Return of the Killer Tomatoes! (1988) Review
“It’ll leave a bad paste in your mouth.”Synopsis: Crazy old Professor Gangreen has developed a way to make tomatoes look human for a second invasion. | ![]() Watch now on Amazon |
Calamity Brains:
Return of the Killer Tomatoes! doubles down on the sheer ridiculousness of the first movie. Though it may seem impossible, this flick is even sillier than the last: it takes the basic premise of the killer tomatoes and makes the bizarre addition of killer tomatoes in human form.
Return picks up about twenty years after the events of the first movie. America is now a tomato-less country; the veggie is contraband, pizza has taken some interesting turns, and it’s been long enough that the youth of the country are blasé about the fear their parents faced. Into this landscape comes Professor Gangreen (John Astin), a mad scientist hell-bent on hiding his killer tomatoes in plain sight for reasons that are murky at best. Through the use of some convoluted machinery – and, more bizarrely, various pieces of music – Professor Gangreen is able to make an obedient and deadly staff out of tomato-humans.
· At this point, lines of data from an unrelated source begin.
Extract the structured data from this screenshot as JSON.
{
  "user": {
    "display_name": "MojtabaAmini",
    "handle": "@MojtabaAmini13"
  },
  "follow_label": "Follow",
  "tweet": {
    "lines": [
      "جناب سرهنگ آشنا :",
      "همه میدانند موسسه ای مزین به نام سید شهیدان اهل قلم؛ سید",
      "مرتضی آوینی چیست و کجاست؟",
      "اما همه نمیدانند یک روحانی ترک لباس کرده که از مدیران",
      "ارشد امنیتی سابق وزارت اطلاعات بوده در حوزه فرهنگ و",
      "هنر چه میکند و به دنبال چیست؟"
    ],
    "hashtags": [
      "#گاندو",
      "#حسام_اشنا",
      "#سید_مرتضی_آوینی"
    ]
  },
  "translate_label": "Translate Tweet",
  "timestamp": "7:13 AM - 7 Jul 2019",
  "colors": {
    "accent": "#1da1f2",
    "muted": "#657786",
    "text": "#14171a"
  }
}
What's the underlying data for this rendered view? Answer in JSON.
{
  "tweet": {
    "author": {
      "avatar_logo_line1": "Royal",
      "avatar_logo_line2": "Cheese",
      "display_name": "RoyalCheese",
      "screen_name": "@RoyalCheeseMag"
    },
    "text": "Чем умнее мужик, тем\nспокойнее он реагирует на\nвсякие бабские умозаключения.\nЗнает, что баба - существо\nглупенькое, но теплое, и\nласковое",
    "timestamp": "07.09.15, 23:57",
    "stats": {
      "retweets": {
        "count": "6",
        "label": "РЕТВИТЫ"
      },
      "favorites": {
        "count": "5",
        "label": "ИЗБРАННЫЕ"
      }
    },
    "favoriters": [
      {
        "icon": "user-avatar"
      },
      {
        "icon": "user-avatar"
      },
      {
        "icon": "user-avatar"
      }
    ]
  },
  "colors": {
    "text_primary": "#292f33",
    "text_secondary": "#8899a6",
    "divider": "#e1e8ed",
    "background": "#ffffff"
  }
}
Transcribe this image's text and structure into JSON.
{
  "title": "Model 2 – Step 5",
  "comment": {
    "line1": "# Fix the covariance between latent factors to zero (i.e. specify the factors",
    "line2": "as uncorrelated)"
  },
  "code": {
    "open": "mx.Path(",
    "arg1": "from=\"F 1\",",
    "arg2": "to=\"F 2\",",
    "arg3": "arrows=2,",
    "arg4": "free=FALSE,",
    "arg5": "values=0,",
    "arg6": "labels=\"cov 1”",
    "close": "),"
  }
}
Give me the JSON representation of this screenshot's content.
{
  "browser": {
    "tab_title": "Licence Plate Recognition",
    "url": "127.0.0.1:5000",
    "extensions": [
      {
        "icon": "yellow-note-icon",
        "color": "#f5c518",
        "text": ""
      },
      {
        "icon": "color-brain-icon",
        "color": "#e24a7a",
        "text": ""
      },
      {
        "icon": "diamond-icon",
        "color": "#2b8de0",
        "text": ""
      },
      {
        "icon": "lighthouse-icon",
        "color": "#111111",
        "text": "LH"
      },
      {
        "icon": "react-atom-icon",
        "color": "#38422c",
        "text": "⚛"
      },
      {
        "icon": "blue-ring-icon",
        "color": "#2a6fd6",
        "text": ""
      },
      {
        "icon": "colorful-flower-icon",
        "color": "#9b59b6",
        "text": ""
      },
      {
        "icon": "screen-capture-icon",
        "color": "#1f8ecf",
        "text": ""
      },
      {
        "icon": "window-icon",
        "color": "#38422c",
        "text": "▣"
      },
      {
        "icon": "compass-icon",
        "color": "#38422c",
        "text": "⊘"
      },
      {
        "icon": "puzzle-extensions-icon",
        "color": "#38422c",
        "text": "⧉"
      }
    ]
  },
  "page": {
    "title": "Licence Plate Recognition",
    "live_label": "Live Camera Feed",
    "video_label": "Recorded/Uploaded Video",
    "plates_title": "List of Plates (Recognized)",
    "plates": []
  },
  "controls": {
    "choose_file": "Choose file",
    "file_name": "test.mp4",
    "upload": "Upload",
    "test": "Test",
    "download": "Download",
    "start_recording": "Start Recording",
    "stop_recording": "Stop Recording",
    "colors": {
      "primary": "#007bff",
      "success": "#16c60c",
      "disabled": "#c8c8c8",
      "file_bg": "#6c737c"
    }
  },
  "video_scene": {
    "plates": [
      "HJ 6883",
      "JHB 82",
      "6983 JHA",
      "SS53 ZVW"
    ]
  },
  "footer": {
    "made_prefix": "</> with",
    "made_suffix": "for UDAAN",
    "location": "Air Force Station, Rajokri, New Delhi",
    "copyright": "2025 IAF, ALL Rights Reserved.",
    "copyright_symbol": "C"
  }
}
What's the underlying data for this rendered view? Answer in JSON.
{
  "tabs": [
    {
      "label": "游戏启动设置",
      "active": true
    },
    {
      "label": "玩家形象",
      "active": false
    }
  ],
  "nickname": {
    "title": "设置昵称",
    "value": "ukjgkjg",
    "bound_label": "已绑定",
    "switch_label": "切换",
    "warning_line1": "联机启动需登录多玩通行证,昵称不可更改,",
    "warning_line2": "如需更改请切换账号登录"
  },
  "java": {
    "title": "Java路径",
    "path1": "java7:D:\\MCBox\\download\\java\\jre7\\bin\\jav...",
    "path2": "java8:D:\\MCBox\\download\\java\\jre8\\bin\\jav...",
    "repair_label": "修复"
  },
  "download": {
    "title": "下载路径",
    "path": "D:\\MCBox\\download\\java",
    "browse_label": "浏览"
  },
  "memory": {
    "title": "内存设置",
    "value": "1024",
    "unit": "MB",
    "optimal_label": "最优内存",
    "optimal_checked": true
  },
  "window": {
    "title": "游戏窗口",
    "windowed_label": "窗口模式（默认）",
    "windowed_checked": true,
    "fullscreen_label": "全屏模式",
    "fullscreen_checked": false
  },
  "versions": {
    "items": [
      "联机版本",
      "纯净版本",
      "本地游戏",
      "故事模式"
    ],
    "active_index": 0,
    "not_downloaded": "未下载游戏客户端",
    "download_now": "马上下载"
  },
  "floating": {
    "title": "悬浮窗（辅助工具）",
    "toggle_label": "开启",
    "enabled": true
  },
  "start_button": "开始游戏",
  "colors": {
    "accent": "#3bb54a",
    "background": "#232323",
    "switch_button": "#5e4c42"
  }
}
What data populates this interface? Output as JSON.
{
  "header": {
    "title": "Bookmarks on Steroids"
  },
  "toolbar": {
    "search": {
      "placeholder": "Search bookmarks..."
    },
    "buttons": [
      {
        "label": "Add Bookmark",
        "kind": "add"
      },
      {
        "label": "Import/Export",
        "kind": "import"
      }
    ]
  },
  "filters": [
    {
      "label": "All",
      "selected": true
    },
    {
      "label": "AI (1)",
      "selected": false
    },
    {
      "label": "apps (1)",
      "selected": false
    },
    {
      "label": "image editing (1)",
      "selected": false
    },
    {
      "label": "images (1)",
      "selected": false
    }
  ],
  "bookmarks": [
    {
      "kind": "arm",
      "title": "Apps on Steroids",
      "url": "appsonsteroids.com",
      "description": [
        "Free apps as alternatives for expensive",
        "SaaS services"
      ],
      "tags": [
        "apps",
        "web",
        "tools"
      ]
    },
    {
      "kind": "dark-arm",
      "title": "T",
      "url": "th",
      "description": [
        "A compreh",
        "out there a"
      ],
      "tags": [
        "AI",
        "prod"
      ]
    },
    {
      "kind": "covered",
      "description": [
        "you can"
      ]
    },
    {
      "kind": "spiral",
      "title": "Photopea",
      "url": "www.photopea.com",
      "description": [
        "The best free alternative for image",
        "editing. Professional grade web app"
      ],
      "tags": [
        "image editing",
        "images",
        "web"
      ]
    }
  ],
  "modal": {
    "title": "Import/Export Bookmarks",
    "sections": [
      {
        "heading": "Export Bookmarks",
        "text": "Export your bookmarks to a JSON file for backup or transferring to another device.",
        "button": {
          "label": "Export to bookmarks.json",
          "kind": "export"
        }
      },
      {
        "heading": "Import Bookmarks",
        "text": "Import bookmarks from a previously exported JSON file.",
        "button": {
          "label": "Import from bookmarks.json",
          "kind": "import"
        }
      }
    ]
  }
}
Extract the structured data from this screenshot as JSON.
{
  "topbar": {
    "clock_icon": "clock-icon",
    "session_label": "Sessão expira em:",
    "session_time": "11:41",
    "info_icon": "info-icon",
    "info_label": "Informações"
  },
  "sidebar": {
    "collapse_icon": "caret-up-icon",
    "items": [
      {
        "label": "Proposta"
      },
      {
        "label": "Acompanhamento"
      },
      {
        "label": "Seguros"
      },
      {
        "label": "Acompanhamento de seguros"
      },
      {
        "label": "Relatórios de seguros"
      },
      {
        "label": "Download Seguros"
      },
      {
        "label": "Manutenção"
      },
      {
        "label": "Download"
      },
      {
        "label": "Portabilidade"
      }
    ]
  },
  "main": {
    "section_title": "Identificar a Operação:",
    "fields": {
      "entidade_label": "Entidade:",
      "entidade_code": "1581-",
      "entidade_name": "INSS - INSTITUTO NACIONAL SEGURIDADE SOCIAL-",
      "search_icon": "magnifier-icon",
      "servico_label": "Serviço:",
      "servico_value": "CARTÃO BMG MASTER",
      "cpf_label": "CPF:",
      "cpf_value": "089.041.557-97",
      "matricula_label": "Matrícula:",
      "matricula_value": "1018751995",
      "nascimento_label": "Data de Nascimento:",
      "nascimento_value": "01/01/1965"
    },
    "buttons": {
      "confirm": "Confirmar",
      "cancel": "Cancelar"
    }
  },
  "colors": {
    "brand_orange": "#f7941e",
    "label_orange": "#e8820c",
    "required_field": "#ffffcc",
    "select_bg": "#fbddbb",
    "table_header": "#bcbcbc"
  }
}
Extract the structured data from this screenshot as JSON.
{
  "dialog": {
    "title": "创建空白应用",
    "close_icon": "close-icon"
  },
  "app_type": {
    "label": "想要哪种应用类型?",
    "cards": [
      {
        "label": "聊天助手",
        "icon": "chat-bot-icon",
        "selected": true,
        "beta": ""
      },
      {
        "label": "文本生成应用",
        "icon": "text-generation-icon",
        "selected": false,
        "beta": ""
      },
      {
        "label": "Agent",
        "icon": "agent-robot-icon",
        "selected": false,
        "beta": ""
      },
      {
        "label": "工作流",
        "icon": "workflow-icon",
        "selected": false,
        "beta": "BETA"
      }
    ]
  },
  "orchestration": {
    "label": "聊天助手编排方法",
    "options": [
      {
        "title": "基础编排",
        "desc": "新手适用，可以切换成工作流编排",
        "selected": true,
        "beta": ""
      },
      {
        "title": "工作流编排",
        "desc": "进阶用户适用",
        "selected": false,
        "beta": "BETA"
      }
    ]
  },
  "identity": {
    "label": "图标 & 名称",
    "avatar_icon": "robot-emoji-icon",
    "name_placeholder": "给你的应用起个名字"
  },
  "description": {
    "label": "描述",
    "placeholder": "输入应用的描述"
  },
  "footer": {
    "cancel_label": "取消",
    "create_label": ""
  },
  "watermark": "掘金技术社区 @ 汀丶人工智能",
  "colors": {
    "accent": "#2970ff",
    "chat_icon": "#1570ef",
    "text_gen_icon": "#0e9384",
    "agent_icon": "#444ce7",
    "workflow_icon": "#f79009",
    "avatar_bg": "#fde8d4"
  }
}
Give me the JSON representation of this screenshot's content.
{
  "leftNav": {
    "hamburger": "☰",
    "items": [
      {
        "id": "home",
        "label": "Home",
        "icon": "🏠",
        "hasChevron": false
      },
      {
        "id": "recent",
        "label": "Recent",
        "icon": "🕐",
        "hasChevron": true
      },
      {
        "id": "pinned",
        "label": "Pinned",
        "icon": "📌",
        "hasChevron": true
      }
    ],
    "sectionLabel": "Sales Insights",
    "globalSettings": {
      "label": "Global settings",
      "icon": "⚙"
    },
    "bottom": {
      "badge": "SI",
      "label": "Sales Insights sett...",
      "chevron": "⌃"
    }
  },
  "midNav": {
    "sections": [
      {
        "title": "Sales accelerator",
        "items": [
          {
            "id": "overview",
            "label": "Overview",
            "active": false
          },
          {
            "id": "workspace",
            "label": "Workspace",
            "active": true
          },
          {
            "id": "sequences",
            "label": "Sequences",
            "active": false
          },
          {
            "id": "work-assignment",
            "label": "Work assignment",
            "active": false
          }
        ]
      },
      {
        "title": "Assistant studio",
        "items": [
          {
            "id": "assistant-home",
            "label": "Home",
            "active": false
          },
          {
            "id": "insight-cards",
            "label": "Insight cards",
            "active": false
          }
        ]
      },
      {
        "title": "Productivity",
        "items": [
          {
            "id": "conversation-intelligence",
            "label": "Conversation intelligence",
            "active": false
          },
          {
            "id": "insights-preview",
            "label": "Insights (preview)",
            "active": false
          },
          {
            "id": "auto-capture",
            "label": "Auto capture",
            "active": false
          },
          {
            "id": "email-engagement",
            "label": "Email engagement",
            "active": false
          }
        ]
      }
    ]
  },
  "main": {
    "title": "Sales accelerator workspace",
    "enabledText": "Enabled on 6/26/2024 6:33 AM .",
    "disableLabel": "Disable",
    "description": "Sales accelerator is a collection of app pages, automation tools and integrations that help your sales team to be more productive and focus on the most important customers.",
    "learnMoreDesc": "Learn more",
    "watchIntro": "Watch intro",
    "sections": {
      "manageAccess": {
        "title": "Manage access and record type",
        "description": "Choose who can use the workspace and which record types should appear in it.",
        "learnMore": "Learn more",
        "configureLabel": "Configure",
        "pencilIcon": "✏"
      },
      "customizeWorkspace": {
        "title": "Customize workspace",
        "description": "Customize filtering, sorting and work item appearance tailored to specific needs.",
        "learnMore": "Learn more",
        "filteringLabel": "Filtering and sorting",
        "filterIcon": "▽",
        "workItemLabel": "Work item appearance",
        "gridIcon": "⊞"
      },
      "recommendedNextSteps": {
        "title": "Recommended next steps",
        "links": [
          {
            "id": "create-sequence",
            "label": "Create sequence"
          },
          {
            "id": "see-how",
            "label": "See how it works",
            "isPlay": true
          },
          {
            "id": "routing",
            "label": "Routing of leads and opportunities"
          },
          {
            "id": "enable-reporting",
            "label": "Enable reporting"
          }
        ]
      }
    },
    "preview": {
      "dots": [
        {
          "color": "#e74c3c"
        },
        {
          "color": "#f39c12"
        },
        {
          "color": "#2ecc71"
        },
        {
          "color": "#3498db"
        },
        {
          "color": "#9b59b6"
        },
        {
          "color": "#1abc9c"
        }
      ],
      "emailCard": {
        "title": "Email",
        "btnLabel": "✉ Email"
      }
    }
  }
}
His pièce de résistance is a tomato lab assistant/sex slave named Tara (Karen M. Waldron), which is disturbing on several levels. (Side note: is there a word like bestiality, but for flora?) Their hapless pizza delivery boy Chad (Anthony Starke) is also smitten with the beautiful Tara.
All that is weird enough, but when Tara runs away, she ends up running to Chad (as the only other person she knows). Once safely ensconced in his apartment, she struggles to keep her tomato identity a secret from him and his roommate Matt (George Clooney), all while Professor Gangreen and his tomato soldiers close in.
Return is both less and more campy than the original. It has a lot more going on, and some better actors, which goes a long way to perking up the original movie, which suffered from poor pacing and painful jokes. Though there are plenty of nods to the first flick, including the crew of “heroes” who originally defended small town America from its red menace, Return is very much its own movie – and that’s good. This feels more promising as the start of a bizarre and campy franchise than the first movie did, and with John Astin in the lead, the series becomes a lot more interesting.
While Attack of the Killer Tomatoes! is mostly fun as a cinematic footnote, Return of the Killer Tomatoes! stands on its own in a schlocky, so-bad-it’s-good, made for TV kind of way. It’s a fun watch if you’re into trashy movies… and even if you’re not, the sheer what-the-fuckery still might make this flick worth it.